Koepka fired a 2-under-par 68 in the final round on Sunday to finish at 1-over-par 281 to capture the title by a stroke over Englishman Tommy Fleetwood at the demanding Shinnecock Hills Golf Club in Southhampton, on the East End of Long Island.
Koepka, who won last year at Erin Hills Golf Club in Wisconsin, became the first golfer to take back-to-back U.S. Opens since Curtis Strange accomplished the feat in 1988-89. Koepka is the seventh player to win America’s national championship of golf in consecutive years.
“It hasn’t sunk in yet. This is incredible,” Koepka said. “You know, I don’t think I could have dreamed of this — going back-to-back. It’s truly special and I’m so honored.”
Fleetwood carded a 63, becoming the sixth player to record that score at the U.S. Open and just the second to do it in the final round. He teed off almost 2 1/2 hours before — and six strokes behind — third-round leaders Koepka, Dustin Johnson, Daniel Berger and Tony Finau on Sunday and soared up the leaderboard with four consecutive birdies on holes 12, 13, 14 and 15.
Fleetwood missed a nine-foot putt for birdie and a record 62 at the closing hole. His round was even more impressive considering he didn’t birdie either of the layout’s par 5s.
“I honestly never really thought I was out of it,” Fleetwood said after his round. “I just needed a good start. You never know what’s going to happen. Obviously, we knew they would have made it a bit softer today, and looking at the pins, you knew they were going to be more accessible.

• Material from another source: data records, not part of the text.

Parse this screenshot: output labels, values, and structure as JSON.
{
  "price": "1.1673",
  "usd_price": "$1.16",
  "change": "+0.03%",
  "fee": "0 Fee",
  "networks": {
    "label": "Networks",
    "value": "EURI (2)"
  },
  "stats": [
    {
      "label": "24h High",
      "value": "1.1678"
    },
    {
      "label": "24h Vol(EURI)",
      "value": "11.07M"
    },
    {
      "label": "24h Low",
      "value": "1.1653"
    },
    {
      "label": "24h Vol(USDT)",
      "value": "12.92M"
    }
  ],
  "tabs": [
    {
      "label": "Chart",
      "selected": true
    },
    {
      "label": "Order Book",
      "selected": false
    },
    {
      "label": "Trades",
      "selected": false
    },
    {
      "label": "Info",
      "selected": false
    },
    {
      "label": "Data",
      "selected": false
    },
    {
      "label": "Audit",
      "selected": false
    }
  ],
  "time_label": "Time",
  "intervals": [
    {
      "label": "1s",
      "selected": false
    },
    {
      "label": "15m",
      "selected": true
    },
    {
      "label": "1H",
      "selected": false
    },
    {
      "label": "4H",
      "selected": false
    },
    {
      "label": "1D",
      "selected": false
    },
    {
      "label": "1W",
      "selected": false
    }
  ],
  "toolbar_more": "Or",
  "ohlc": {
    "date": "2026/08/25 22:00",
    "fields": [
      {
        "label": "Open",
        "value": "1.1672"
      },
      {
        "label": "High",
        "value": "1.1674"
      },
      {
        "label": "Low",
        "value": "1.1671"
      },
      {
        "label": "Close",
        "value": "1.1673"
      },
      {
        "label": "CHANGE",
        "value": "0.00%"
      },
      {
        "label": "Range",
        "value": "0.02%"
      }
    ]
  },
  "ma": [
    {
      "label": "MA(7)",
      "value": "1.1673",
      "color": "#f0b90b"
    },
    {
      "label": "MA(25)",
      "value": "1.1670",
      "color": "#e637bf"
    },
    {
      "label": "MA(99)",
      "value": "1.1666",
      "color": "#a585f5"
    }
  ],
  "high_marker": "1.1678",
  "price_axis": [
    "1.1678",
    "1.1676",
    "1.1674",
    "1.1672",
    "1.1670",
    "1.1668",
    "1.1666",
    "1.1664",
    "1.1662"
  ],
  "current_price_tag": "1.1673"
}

“I knew I was kind of in it teeing off, but you still have to get off to that good start. I was 4 under through seven, and it was game on.”
Johnson, who was tied for the lead after the first round and four strokes clear of the field after 36 holes, finished alone in third two shots behind Koepka at 3 over after an even-par 70 in the final round.
Reigning Masters champion Patrick Reed finished fourth at 4 over after a 68 in the final round, while Finau (72) double-bogeyed the final hole to finish in fifth, another stroke back at 5 over.
In a statement released Sunday morning, the USGA said that it watered Shinnecock Hills’ greens an “appropriate level” and slowed down the putting surfaces.
“Over the four days it almost seemed like there were four different golf courses we played, which is fine.” Reed said. “I don’t mind. And, you know, it’s supposed to be tough out there.
“…You knew that they were going to water the heck out of the greens, that they’re going to be soft. And when that happens, you’re taking out a lot of the bite of the golf course.”
Koepka trailed Johnson by six strokes after the first round and by five after the second round, even after he torched the course for a 66 in the afternoon gloaming. He shot a 72 in nearly unplayable conditions on Saturday when Johnson stumbled to a 77 to climb back into the mix and was steady and often spectacular over the final 18 holes.
“I just had to keep going and give myself a chance,” Koepka said about making up his huge Friday deficit. “I made a couple of birdies, and I was able to make up a lot of ground. I felt like I was hitting it well and putting it well and just needed to keep grinding.”
Koepka racked up three birdies in his first five holes on Sunday to grab the championship by the throat, but gave back a shot with a bogey on the sixth.
“I got off to a great start and got some rhythm going and carried that over to the rest of the round,” Koepka said.